When a broken bone is manipulated and set into its natural position without surgery, the procedure is called a closed reduction. Open reduction requires surgery to expose the fracture and reset the bone. While some fractures can be minor, others are quite severe and result in grave complications. For example, a fractured diaphysis of the femur has the potential to release fat globules into the bloodstream. These can become lodged in the capillary beds of the lungs, leading to respiratory distress and if not treated quickly, death.
Types of Fractures
Fractures are classified by their complexity, location, and other features. Table 1 outlines common types of fractures. Some fractures may be described using more than one term because it may have the features of more than one type (e.g., an open transverse fracture).
|Table 1. Types of Fractures|
|Type of fracture||Description|
|Transverse||Occurs straight across the long axis of the bone|
|Oblique||Occurs at an angle that is not 90 degrees|
|Spiral||Bone segments are pulled apart as a result of a twisting motion|
|Comminuted||Several breaks result in many small pieces between two large segments|
|Impacted||One fragment is driven into the other, usually as a result of compression|
|Greenstick||A partial fracture in which only one side of the bone is broken|
|Open (or compound)||A fracture in which at least one end of the broken bone tears through the skin; carries a high risk of infection|
|Closed (or simple)||A fracture in which the skin remains intact|
When a bone breaks, blood flows from any vessel torn by the fracture. These vessels could be in the periosteum, osteons, and/or medullary cavity. The blood begins to clot, and about six to eight hours after the fracture, the clotting blood has formed a fracture hematoma (Figure 12).
The disruption of blood flow to the bone results in the death of bone cells around the fracture.
Within about 48 hours after the fracture, chondrocytes from the endosteum have created an internal callus (plural = calli) by secreting a fibrocartilaginous matrix between the two ends of the broken bone, while the periosteal chondrocytes and osteoblasts create an external callus of hyaline cartilage and bone, respectively, around the outside of the break (Figure 12b). This stabilizes the fracture.
Over the next several weeks, osteoclasts resorb the dead bone; osteogenic cells become active, divide, and differentiate into osteoblasts. The cartilage in the calli is replaced by trabecular bone via endochondral ossification (Figure 12c).

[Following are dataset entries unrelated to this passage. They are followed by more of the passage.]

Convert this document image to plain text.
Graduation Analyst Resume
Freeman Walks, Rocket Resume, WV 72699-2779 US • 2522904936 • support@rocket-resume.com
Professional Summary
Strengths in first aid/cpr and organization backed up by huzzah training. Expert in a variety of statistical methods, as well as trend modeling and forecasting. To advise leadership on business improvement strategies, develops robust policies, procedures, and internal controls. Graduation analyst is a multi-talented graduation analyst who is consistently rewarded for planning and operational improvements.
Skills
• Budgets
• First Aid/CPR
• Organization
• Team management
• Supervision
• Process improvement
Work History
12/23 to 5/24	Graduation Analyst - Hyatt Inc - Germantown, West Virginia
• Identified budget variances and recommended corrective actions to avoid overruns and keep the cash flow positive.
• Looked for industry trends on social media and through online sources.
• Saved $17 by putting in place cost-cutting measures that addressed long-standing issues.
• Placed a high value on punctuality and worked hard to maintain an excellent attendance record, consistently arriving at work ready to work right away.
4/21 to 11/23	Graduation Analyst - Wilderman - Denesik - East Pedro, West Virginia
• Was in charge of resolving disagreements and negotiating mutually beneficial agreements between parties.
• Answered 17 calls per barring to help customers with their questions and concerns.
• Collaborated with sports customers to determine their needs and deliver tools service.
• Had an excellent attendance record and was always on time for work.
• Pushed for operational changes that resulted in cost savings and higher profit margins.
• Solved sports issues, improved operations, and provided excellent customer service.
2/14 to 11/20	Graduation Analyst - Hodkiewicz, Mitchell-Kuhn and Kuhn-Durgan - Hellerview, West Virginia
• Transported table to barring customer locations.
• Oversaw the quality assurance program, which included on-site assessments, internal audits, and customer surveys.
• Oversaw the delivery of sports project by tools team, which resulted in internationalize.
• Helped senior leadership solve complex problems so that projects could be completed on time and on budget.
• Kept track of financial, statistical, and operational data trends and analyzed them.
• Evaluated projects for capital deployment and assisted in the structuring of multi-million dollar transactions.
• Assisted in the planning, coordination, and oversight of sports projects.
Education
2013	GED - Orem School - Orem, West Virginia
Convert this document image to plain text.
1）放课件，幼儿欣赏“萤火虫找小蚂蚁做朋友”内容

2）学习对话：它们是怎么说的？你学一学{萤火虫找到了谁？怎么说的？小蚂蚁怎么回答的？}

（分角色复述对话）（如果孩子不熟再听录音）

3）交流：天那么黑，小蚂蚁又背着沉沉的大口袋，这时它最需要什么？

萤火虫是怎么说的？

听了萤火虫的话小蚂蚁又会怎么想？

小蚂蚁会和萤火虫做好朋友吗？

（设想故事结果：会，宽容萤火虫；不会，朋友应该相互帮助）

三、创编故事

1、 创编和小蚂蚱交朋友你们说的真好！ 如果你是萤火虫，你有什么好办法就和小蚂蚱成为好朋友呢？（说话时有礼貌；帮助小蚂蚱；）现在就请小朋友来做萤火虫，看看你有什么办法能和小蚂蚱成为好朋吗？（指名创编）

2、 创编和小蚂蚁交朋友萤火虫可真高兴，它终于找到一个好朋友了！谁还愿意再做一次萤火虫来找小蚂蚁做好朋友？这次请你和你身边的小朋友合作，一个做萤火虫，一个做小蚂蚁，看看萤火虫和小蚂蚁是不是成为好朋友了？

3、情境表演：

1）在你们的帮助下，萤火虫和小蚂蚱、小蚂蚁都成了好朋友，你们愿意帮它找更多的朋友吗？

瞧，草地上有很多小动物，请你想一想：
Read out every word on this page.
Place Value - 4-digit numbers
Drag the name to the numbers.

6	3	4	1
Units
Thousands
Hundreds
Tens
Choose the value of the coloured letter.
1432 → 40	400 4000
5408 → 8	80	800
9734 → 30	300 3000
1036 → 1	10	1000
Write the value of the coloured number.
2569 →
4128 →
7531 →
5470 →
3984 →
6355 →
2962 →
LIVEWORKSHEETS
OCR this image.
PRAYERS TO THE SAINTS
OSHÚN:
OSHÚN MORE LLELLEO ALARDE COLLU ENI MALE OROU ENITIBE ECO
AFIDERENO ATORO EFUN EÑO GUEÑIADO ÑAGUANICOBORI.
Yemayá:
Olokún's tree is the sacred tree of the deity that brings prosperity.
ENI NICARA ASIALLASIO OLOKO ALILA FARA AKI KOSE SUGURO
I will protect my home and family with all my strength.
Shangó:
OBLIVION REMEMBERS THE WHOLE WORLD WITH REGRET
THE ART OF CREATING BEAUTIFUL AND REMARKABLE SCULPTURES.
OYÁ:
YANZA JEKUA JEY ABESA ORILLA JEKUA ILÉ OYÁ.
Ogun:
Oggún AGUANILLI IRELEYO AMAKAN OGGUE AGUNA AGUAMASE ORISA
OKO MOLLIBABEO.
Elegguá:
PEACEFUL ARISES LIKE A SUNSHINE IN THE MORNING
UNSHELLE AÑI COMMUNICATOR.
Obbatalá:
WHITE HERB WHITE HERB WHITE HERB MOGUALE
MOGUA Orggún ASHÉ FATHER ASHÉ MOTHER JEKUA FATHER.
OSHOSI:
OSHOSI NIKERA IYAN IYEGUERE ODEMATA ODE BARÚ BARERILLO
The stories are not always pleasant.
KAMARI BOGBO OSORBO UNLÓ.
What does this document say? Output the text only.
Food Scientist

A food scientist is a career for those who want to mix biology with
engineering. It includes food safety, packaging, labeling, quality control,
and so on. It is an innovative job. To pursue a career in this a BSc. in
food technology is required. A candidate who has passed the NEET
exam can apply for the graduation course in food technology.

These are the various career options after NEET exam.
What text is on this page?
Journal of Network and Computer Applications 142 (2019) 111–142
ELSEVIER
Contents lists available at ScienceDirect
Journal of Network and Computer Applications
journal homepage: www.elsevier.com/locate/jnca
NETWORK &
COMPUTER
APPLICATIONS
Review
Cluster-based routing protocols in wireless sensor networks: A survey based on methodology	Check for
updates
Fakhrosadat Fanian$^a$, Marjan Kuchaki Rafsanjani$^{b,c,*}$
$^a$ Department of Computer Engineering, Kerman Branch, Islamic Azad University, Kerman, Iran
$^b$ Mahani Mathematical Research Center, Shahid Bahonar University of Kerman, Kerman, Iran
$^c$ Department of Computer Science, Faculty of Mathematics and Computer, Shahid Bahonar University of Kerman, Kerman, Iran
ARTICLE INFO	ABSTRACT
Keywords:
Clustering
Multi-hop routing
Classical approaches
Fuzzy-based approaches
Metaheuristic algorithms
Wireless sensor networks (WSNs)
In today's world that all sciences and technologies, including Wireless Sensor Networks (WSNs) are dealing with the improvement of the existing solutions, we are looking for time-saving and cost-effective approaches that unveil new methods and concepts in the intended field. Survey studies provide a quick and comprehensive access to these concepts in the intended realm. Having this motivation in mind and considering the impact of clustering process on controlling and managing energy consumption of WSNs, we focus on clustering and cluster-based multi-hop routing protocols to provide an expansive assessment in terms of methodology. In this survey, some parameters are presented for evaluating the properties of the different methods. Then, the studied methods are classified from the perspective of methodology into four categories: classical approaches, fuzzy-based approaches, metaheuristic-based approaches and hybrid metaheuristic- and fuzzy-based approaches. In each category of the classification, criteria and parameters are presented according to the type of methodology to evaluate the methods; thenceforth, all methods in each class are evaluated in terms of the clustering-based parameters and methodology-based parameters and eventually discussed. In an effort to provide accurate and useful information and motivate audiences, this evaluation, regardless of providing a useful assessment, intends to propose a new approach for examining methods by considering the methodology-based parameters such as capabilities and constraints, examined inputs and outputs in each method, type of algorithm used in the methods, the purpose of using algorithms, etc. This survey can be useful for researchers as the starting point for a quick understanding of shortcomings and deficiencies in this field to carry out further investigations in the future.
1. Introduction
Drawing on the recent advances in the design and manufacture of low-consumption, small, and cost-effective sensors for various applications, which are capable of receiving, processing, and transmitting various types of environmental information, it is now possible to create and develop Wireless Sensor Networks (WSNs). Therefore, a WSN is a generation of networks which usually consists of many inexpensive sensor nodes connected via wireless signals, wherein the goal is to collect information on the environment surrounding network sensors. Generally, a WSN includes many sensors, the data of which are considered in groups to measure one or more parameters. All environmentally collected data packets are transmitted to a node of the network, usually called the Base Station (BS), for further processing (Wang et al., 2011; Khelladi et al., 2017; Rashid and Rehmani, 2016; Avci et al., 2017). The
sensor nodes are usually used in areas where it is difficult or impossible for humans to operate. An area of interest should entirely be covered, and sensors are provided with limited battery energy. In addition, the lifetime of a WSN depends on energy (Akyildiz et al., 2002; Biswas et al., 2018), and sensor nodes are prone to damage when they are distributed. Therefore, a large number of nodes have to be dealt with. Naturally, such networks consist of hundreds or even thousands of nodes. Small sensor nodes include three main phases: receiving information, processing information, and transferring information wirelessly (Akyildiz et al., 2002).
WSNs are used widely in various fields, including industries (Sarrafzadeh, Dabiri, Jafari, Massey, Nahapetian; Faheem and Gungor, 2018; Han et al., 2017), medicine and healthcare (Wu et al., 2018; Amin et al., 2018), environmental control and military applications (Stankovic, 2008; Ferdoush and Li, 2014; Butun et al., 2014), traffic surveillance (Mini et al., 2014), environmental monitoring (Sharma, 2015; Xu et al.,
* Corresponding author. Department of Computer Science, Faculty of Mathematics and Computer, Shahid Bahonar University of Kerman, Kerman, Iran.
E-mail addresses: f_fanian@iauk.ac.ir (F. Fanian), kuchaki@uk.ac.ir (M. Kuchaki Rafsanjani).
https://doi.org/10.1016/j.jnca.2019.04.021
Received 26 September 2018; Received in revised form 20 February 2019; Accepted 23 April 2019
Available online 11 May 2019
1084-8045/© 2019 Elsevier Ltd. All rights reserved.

Eventually, the internal and external calli unite, compact bone replaces spongy bone at the outer margins of the fracture, and healing is complete. A slight swelling may remain on the outer surface of the bone, but quite often, that region undergoes remodeling (Figure 12d), and no external evidence of the fracture remains.
Scientific Method Connection
Decalcification of Bones
Question: What effect does the removal of calcium and collagen have on bone structure?
Background: Conduct a literature search on the role of calcium and collagen in maintaining bone structure. Conduct a literature search on diseases in which bone structure is compromised.
Hypothesis: Develop a hypothesis that states predictions of the flexibility, strength, and mass of bones that have had the calcium and collagen components removed. Develop a hypothesis regarding the attempt to add calcium back to decalcified bones.
Test the hypothesis: Test the prediction by removing calcium from chicken bones by placing them in a jar of vinegar for seven days. Test the hypothesis regarding adding calcium back to decalcified bone by placing the decalcified chicken bones into a jar of water with calcium supplements added. Test the prediction by denaturing the collagen from the bones by baking them at 250°C for three hours.
Analyze the data: Create a table showing the changes in bone flexibility, strength, and mass in the three different environments.
Report the results: Under which conditions was the bone most flexible? Under which conditions was the bone the strongest?
Draw a conclusion: Did the results support or refute the hypothesis? How do the results observed in this experiment correspond to diseases that destroy bone tissue?